В принципе можно было бы представить себе очень короткий путь к доказательству нашего тезиса о тождестве Моисеевой религии с религией Атона, а именно через признание, заявление. Но боюсь, нам скажут, что этот путь неправомерен. Дело вот в чем. Иудейское исповедание веры, как известно, гласит: schema Jisroel Adonai Elohenu Adonai echod. Если имя египетского Атона (Атума) созвучно еврейскому слову Адонаи и сирийскому имени бога Адонис не просто случайно, но вследствие прадревней языковой и смысловой общности, то приведенную формулу иудаизма можно было бы перевести так: «Слушай, Израиль, наш бог Атон (Адонаи) – единственный Бог». Я, к сожалению, совершенно некомпетентен ответить на этот вопрос, в литературе мог об этом найти очень немногое[36], но, по-видимому, отмахнуться от сходства имен всё-таки нельзя. Впрочем, к проблеме божественного имени нам придется вернуться еще раз.
Сходства, равно как и различия обеих религий, бросаются в глаза, мало что нам проясняя. Обе они – формы строгого монотеизма, и с самого начала склоняешься к тому, чтобы возводить взаимно согласующееся в них к этой основной черте. Иудаистский монотеизм ведет себя во многих пунктах еще жестче, чем египетский, например, когда он вообще запрещает художественные изображения. Самое существенное различие обнаруживается – если отвлечься от имени бога – в том, что иудейская религия полностью отходит от солнцепоклонничества, к которому еще склонялась египетская. При сравнении с египетской народной религией мы приобрели впечатление, что в различии обеих религий, помимо принципиальной противоположности, как будто бы участвовал момент намеренного противоречия. Это впечатление окажется теперь оправданным, если мы при сравнении заменим иудаизм религией Атона, которую Эхнатон, как мы знаем, создал с заведомо враждебными по отношению к народной религии целями. Мы справедливо удивлялись тому, что иудаизм ничего не хочет знать о потустороннем мире и о жизни после смерти, ведь подобное учение соединимо с самым строгим монотеизмом. Это удивление исчезает, когда мы возвращаемся от иудаизма к религии Атона и начинаем считать, что это отвержение перенято сюда оттуда, ведь для Эхнатона оно было в его борьбе с народной религией необходимостью, поскольку бог мертвых Осирис играл в ней, возможно, бо́льшую роль, чем какой-либо бог светлого мира. Совпадение иудаизма с религией Атона в этом важном пункте – первый сильный аргумент в пользу нашего тезиса. Мы увидим, что он не единственный.

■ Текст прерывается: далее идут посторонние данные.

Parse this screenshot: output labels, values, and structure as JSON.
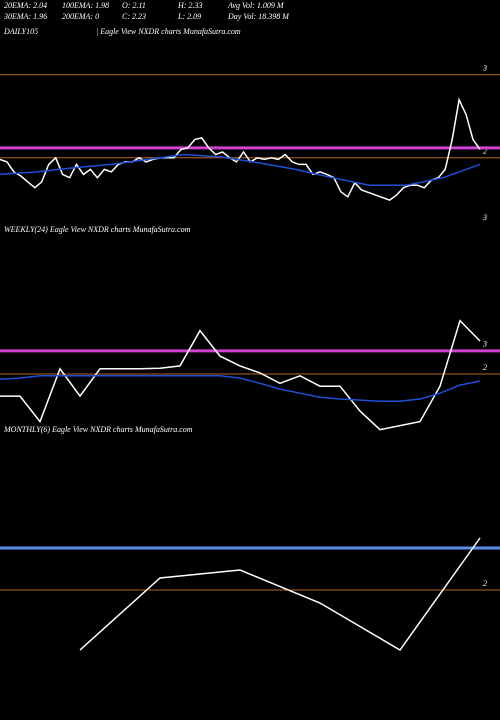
{
  "header": {
    "stats": [
      [
        "20EMA: 2.04",
        "100EMA: 1.98",
        "O: 2.11",
        "H: 2.33",
        "Avg Vol: 1.009  M"
      ],
      [
        "30EMA: 1.96",
        "200EMA: 0",
        "C: 2.23",
        "L: 2.09",
        "Day Vol: 18.398  M"
      ]
    ]
  },
  "chart_data": [
    {
      "type": "line",
      "title": "DAILY105",
      "subtitle": "| Eagle  View  NXDR charts MunafaSutra.com",
      "ylim": [
        1.19,
        3.54
      ],
      "yticks": [
        3,
        2
      ],
      "grid": true,
      "grid_color": "#b5651d",
      "levels": [
        {
          "value": 2.12,
          "color": "#d43fd4"
        }
      ],
      "annotations": [
        "3"
      ],
      "series": [
        {
          "color": "#ffffff",
          "values": [
            1.98,
            1.95,
            1.83,
            1.78,
            1.71,
            1.64,
            1.71,
            1.92,
            2.0,
            1.8,
            1.76,
            1.92,
            1.8,
            1.86,
            1.76,
            1.86,
            1.83,
            1.92,
            1.95,
            1.95,
            2.0,
            1.95,
            1.98,
            2.0,
            2.0,
            2.0,
            2.1,
            2.12,
            2.22,
            2.24,
            2.12,
            2.04,
            2.07,
            2.0,
            1.95,
            2.07,
            1.95,
            2.0,
            1.98,
            2.0,
            1.98,
            2.04,
            1.95,
            1.92,
            1.92,
            1.8,
            1.83,
            1.8,
            1.76,
            1.59,
            1.53,
            1.7,
            1.61,
            1.58,
            1.55,
            1.52,
            1.49,
            1.55,
            1.64,
            1.67,
            1.67,
            1.64,
            1.73,
            1.76,
            1.86,
            2.22,
            2.7,
            2.52,
            2.22,
            2.1
          ]
        },
        {
          "color": "#1f4fd8",
          "values": [
            1.8,
            1.83,
            1.88,
            1.92,
            1.98,
            2.04,
            2.01,
            1.94,
            1.86,
            1.76,
            1.67,
            1.67,
            1.76,
            1.92
          ]
        }
      ]
    },
    {
      "type": "line",
      "title": "WEEKLY(24) Eagle  View  NXDR charts MunafaSutra.com",
      "ylim": [
        1.2,
        4.72
      ],
      "yticks": [
        {
          "value": 2.6,
          "label": "3"
        },
        {
          "value": 2.2,
          "label": "2"
        }
      ],
      "grid": true,
      "grid_color": "#b5651d",
      "levels": [
        {
          "value": 2.6,
          "color": "#d43fd4"
        }
      ],
      "series": [
        {
          "color": "#ffffff",
          "values": [
            1.82,
            1.82,
            1.38,
            2.29,
            1.82,
            2.29,
            2.29,
            2.29,
            2.3,
            2.34,
            2.95,
            2.51,
            2.34,
            2.22,
            2.04,
            2.17,
            1.99,
            1.99,
            1.56,
            1.24,
            1.31,
            1.38,
            1.99,
            3.12,
            2.77
          ]
        },
        {
          "color": "#1f4fd8",
          "values": [
            2.11,
            2.13,
            2.17,
            2.17,
            2.17,
            2.17,
            2.17,
            2.17,
            2.17,
            2.17,
            2.17,
            2.17,
            2.13,
            2.04,
            1.94,
            1.87,
            1.8,
            1.77,
            1.75,
            1.73,
            1.73,
            1.77,
            1.87,
            2.01,
            2.08
          ]
        }
      ]
    },
    {
      "type": "line",
      "title": "MONTHLY(6) Eagle  View  NXDR charts MunafaSutra.com",
      "ylim": [
        0.7,
        3.58
      ],
      "yticks": [
        2
      ],
      "grid": true,
      "grid_color": "#b5651d",
      "levels": [
        {
          "value": 2.42,
          "color": "#5b8ee6"
        }
      ],
      "series": [
        {
          "color": "#ffffff",
          "values": [
            null,
            1.4,
            2.12,
            2.2,
            1.87,
            1.4,
            2.52
          ]
        }
      ]
    }
  ]
}
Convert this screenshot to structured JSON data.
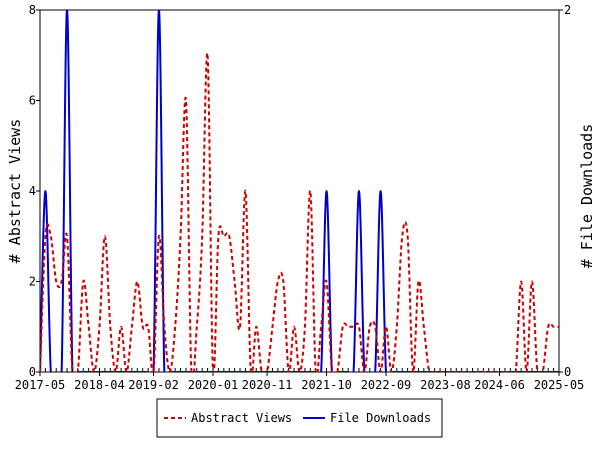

Моисей не просто дал евреям новую религию; с той же определенностью можно также утверждать, что он ввел среди них обычай обрезания. Этот факт имеет решающее значение для нашей проблемы, а ведь его едва ли когда оценили по достоинству. Библейское повествование, правда, неоднократно ему противоречит; с одной стороны, оно возводит обрезание к эпохе праотцов как знак союза между Богом и Авраамом, с другой же стороны в одном особенно темном месте (Исх. 4, 22–26) рассказывается, что Бог разгневался на Моисея за пренебрежение к освященному обычаю, хотел его за это умертвить, и что жена Моисея, мадианитянка, спасла мужа от божьего гнева быстрым совершением операции. Но всё это искажения, которые не должны нас запутывать; позднее мы поймем их причины. Нет сомнения, что на вопрос, откуда евреи заимствовали обряд обрезания, есть только один ответ: из Египта. Геродот, «отец истории», сообщает нам, что обычай обрезания с давних времен был принят в Египте, и его свидетельства подтверждаются состоянием мумий, да и изображениями на стенах гробниц. Никакой другой народ Восточного Средиземноморья не практиковал, насколько мы знаем, этого обычая; о семитах, вавилонянах, шумерах можно с уверенностью считать, что они были необрезанными. Об обитателях Ханаана это же говорит сама библейская история; с попыткой их обрезания связан исход приключения, которое было у дочери Иакова с принцем Сихема (Быт. 34, 25)[37]. Ту возможность, что жившие в Египте евреи восприняли обычай обрезания каким-то иным способом, а не в связи с религиозным начинанием Моисея, мы вправе отклонить как полностью необоснованную.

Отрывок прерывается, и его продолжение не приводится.